On 24 June 2008, the International Leasing and Financial Services Limited established a branch in Chittagong.

The institute bought Hongkong Bangladers Securities Limited on 25 October 2009. Stock Brokerage Operations began in Sylhet and Khatunganj branches in 2010.

In 2018, the International Leasing and Financial Services Limited made a profit of 180 million taka. In 2019, the International Leasing and Financial Services Limited made a loss of 28.02 billion taka. The chief financial officer of International Leasing and Financial Services Limited, Syed Abed Hasan, blamed the losses on bad loans. An Investigation by Bangladesh Bank found violation of banking rules and fraudulent loans to individuals and companies linked to Proshanta Kumar Halder.

In February 2020, the Bangladesh Supreme Court ordered the seizure of the passports and banks accounts of 20 former and current officials of International Leasing and Financial Services Limited, including Proshanta Kumar Halder, for embezzling money from the institute through fraudulent loans. The Court appointed Khondker Ibrahim Khaled, a former deputy governor of Bangladesh Bank, as chairman of International Leasing and Financial Services Limited on 19 January and who reported the financial condition of the institute had declined since 2016. Aside from International Leasing and Financial Services Limited, Proshanta Kumar Halder had also embezzled money from FAS Finance and Investment Limited, People's Leasing and Financial Services Limited, Reliance Finance Limited, and NRB Global Bank Limited totaling 102 billion taka.

The International Leasing and Financial Services Limited remained in the red in 2021.

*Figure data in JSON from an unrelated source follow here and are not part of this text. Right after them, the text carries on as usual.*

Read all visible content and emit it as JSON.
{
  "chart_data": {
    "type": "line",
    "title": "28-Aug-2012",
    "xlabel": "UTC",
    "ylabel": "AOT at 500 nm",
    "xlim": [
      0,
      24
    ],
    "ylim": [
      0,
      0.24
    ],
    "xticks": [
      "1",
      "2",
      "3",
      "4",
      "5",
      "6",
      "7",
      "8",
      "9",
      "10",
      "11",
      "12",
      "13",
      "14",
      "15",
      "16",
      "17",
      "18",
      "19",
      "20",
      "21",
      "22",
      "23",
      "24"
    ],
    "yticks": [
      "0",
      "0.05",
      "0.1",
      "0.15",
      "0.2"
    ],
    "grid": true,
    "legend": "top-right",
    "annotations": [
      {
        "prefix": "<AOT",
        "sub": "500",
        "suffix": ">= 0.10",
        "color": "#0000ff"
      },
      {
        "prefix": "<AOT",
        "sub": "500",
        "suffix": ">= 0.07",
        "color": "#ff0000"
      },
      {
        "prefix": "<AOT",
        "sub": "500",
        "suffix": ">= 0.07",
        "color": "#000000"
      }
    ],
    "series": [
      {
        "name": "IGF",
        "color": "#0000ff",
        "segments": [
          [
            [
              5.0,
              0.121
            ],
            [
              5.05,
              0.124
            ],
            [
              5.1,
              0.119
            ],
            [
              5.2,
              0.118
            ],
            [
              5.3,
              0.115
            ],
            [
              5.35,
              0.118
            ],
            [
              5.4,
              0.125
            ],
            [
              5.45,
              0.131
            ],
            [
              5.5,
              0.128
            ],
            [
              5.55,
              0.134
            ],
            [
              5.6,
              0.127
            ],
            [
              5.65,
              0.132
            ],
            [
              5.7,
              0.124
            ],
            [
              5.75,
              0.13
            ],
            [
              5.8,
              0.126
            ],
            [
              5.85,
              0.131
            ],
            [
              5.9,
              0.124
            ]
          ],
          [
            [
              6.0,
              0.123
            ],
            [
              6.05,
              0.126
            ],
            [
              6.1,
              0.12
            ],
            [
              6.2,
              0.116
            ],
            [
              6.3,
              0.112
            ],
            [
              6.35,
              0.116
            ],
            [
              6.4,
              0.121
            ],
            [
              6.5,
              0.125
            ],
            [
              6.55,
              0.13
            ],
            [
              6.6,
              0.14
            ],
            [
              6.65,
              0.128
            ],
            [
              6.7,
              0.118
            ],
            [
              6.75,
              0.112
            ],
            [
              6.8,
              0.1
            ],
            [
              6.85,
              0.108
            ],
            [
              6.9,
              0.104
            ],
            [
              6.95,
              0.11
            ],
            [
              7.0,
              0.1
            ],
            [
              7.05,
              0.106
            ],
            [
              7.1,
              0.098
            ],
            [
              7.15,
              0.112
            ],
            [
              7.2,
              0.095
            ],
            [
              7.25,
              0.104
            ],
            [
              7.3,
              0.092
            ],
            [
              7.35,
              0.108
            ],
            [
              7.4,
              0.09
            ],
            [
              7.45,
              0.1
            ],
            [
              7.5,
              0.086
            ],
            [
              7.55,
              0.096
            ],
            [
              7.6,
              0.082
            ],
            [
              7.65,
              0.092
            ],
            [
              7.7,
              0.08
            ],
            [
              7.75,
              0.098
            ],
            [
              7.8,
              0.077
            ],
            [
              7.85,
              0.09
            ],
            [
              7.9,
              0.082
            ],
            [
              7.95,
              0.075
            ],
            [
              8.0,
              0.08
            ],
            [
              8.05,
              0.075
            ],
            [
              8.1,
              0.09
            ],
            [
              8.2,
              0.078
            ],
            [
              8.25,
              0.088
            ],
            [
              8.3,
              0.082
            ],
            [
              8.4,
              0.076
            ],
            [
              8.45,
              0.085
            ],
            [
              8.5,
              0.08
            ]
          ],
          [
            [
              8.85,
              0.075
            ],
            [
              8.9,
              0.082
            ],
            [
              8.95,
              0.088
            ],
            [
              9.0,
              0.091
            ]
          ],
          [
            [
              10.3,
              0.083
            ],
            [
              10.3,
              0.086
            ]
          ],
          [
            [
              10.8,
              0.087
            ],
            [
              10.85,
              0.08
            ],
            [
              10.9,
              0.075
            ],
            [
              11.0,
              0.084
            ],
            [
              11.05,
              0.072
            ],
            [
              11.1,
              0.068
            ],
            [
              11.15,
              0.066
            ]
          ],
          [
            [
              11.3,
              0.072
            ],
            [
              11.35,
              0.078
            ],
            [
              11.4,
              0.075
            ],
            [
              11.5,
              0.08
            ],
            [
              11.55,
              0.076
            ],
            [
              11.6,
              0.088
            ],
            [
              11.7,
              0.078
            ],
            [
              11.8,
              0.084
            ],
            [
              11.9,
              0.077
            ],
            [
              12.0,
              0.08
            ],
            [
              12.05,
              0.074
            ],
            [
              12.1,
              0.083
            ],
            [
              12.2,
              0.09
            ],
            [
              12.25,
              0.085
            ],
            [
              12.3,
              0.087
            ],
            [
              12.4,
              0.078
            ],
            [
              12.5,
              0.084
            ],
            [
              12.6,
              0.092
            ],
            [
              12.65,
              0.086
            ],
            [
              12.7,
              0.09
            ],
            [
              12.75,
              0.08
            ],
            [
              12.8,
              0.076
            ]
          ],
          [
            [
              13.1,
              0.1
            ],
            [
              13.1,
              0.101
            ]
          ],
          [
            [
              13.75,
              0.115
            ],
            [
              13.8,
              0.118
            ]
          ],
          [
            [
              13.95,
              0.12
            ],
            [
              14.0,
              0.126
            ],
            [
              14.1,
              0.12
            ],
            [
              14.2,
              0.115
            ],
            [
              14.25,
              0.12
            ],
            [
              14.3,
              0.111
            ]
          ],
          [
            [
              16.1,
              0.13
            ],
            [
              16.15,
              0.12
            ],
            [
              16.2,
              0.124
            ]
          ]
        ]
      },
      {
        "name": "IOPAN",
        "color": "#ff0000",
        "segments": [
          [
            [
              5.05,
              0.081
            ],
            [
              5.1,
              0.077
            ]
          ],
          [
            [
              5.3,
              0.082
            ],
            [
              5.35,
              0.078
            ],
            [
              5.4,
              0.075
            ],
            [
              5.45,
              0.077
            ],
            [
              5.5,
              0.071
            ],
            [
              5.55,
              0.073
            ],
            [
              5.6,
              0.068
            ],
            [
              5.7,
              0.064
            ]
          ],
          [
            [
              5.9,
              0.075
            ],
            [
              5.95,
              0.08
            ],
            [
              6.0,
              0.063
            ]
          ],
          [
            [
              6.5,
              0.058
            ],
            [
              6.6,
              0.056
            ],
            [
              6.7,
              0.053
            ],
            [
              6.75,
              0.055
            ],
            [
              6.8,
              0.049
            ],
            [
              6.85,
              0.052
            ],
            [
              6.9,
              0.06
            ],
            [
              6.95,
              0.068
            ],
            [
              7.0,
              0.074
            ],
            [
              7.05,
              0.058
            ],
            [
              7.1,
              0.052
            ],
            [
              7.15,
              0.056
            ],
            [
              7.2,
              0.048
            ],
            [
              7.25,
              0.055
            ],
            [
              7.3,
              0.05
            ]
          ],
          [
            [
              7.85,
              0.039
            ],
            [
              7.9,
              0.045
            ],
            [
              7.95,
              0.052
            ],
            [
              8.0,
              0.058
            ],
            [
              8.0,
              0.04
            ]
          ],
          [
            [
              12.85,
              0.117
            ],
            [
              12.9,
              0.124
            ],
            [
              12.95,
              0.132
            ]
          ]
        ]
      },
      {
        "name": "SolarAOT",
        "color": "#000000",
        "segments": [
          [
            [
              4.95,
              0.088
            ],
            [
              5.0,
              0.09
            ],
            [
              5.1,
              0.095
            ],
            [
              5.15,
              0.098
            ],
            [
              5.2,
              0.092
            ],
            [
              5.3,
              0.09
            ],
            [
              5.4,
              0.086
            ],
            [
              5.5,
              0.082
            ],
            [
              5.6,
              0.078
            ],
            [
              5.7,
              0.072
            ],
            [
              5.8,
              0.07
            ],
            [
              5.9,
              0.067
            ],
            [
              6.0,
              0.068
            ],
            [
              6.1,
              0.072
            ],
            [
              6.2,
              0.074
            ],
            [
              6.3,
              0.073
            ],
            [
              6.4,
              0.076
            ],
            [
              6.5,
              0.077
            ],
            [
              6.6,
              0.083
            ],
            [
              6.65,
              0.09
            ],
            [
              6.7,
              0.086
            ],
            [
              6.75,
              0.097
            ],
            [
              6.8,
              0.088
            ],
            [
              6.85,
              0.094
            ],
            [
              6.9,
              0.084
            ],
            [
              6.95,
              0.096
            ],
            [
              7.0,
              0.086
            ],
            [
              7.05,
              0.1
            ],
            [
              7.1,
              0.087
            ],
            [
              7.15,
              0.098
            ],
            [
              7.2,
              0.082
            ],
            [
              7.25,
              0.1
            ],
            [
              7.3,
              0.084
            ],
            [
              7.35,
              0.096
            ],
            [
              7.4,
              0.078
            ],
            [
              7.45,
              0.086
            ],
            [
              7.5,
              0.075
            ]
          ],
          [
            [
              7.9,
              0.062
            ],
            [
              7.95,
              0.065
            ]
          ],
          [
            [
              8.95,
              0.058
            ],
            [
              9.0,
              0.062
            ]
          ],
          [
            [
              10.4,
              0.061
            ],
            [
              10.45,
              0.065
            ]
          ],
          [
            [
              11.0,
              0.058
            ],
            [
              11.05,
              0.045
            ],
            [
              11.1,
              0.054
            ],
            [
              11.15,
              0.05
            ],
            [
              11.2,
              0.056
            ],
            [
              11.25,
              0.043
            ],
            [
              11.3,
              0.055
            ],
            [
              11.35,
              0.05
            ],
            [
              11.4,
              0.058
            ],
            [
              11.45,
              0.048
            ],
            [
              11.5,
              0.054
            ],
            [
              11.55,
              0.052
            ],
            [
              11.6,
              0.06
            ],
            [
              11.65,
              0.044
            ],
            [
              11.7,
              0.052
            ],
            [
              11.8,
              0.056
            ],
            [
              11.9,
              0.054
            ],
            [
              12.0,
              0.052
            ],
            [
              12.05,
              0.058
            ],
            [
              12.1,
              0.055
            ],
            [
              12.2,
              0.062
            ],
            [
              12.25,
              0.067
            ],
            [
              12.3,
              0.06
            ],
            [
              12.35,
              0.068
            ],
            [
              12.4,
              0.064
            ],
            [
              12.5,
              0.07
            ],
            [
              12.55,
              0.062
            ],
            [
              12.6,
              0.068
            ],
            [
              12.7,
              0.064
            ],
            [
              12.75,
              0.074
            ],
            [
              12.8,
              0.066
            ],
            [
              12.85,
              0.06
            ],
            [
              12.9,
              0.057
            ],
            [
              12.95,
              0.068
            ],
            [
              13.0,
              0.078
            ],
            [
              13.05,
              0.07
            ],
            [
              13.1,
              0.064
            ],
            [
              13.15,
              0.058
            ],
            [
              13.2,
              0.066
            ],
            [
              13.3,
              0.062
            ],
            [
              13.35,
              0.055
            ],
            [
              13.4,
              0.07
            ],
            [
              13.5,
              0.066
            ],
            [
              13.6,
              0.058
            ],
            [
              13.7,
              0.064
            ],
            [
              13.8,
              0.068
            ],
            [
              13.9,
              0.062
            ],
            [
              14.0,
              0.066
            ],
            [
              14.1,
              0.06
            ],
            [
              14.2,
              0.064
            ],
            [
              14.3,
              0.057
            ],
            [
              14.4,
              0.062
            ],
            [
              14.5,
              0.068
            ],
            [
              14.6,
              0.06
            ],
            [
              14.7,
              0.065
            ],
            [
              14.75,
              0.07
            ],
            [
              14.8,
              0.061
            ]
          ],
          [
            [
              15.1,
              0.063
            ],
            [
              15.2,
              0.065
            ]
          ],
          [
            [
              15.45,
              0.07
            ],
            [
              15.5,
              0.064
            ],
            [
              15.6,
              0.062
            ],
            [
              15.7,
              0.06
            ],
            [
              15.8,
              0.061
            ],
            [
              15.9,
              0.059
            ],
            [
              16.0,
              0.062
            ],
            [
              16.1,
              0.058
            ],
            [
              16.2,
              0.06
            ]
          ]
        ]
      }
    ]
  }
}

In 2022, the accumulated loss of International Leasing and Financial Services Limited stood at 34.36 billion taka and despite that the prices of its shares rose significantly in the Dhaka Stock Exchange. The company offers shares to debtors in exchange of the debt. It signed an agreement with Sonar Bangla Capital Management Limited for cooperation. The price of its shares increased after the arrest of Proshanta Kumar Halder in India. Its chairman, Md. Nazrul Islam Khan, received the Bima Padak.